In Mandela’s Way, Stengel recounts the moments in which “the grandfather of South Africa” was tested and shares the wisdom he learned: why courage is more than the absence of fear, why we should keep our rivals close, why the answer is not always either/or but often “both,” how important it is for each of us to find something away from the world that gives us pleasure and satisfaction—our own garden. Woven into these life lessons are remarkable stories—of Mandela’s childhood as the protégé of a tribal king, of his early days as a freedom fighter, of the twenty-seven-year imprisonment that could not break him, and of his fulfilling remarriage at the age of eighty.
This uplifting book captures the spirit of this extraordinary man—warrior, martyr, husband, statesman, and moral leader—and spurs us to look within ourselves, reconsider the things we take for granted, and contemplate the legacy we’ll leave behind. (Summary and book cover courtesy of goodreads.com)
There were some aspects of this book that I enjoyed a lot and some aspects I found frustrating. The “life lessons” were sometimes relevant and sometimes seemed geared to too young an audience. This may be cynicism coming through, but some items were over-simplified.

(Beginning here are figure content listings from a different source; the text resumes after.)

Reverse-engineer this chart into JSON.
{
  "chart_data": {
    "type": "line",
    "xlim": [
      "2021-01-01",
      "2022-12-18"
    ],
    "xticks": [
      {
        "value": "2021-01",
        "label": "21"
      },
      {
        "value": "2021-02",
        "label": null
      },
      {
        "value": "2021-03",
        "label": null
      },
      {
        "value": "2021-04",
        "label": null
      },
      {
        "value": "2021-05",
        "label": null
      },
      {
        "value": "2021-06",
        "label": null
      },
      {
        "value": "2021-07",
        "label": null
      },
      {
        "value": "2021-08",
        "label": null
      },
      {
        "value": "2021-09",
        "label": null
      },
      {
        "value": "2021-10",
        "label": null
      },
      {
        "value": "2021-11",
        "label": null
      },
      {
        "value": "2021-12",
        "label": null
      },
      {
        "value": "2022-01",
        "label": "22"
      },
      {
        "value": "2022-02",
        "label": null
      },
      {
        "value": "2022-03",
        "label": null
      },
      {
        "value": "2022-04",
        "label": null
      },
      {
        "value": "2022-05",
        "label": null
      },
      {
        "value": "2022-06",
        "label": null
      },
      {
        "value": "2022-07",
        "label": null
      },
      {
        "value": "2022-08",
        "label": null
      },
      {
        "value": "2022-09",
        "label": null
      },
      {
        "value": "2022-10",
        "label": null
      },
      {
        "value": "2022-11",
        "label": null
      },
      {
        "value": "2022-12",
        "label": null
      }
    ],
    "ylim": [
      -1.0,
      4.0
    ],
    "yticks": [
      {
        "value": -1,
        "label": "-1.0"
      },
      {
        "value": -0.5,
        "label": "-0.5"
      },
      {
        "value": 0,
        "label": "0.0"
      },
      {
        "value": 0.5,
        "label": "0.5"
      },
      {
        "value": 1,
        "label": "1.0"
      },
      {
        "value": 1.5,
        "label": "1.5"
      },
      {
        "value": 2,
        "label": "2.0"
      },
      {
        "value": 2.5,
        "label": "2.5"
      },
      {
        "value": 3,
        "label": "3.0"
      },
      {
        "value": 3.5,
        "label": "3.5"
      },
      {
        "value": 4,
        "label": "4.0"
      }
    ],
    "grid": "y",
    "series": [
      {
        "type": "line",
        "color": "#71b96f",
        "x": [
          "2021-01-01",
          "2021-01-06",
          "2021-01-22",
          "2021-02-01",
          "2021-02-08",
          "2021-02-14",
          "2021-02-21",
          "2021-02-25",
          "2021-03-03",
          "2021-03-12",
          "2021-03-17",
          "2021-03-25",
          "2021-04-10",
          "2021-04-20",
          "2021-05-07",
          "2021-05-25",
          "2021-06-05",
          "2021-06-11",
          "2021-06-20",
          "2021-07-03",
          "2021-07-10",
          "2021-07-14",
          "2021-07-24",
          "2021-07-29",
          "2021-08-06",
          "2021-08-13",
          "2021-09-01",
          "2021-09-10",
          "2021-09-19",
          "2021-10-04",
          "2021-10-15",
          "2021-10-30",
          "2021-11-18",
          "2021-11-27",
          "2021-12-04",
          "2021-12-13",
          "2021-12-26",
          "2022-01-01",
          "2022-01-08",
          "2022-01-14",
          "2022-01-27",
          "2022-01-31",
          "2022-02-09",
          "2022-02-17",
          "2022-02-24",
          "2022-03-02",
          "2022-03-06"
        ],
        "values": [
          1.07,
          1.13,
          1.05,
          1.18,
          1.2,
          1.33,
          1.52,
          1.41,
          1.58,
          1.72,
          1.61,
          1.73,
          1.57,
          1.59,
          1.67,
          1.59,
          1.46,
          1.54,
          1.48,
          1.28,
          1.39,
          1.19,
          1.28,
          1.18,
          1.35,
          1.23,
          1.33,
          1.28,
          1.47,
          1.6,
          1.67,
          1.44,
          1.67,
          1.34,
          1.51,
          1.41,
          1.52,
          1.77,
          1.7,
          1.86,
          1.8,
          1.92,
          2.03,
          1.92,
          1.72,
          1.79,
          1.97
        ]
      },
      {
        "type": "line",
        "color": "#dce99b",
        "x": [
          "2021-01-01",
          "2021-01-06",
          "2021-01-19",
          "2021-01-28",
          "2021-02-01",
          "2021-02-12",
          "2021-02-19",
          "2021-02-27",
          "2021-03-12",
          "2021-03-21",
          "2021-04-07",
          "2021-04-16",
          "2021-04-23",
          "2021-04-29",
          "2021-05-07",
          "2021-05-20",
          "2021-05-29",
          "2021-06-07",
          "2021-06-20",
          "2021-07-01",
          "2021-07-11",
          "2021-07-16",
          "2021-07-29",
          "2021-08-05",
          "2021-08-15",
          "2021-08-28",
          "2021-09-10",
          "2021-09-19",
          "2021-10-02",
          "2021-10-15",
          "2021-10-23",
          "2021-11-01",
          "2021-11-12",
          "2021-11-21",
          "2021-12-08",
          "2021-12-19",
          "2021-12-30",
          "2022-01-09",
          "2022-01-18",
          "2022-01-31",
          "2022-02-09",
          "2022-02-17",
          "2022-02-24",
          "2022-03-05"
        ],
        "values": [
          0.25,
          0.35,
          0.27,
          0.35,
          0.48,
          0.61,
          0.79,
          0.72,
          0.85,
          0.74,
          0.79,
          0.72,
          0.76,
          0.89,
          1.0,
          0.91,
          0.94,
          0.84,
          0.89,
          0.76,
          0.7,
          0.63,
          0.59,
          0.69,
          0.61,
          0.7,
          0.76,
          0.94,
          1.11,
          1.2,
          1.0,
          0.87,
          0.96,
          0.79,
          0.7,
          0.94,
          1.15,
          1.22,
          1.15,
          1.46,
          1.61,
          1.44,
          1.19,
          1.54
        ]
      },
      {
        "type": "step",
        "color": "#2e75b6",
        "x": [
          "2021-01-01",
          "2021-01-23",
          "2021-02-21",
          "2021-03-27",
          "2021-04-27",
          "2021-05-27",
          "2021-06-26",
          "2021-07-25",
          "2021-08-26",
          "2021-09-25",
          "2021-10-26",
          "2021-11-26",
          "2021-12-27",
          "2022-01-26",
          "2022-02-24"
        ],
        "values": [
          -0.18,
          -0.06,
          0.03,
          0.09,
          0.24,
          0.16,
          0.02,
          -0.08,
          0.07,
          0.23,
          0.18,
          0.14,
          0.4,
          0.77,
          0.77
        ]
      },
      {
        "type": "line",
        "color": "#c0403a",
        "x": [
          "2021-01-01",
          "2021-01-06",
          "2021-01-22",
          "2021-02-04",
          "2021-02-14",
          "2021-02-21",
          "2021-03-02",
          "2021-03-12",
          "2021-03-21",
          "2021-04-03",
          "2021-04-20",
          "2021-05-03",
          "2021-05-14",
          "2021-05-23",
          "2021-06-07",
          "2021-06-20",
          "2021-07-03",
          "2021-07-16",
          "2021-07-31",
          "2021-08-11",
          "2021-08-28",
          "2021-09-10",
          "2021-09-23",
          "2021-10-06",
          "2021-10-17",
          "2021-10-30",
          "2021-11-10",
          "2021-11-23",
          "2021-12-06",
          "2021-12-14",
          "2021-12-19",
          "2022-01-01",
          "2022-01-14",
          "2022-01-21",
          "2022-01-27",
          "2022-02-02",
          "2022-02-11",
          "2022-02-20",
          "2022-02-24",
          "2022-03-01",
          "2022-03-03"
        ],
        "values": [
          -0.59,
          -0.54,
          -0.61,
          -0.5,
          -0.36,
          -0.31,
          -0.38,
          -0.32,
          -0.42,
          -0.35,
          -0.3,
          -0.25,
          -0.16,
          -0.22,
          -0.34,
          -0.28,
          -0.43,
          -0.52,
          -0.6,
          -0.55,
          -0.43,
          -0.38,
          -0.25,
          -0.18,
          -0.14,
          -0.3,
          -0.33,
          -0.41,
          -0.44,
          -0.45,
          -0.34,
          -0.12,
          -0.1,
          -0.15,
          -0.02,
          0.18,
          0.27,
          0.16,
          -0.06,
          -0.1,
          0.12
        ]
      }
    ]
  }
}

That aside, I learned a LOT about Mandela’s life and the discrete stories in each chapter were fascinating. Stengel does a fantastic job boiling down a lifetime of memories to a short book without watering down Mandela’s character. Some weaknesses were acknowledged and I appreciated the effort to try to separate the public figure from the private figure at times. This kept Mandela from being portrayed too much of a secular god.
I’d recommend this book as a good/quick overview, but I will be looking forward to reading more in depth biographies in the future.
Rating: 3 stars!
Who Should Read It? Folks looking for a quick overview of Mandela’s life.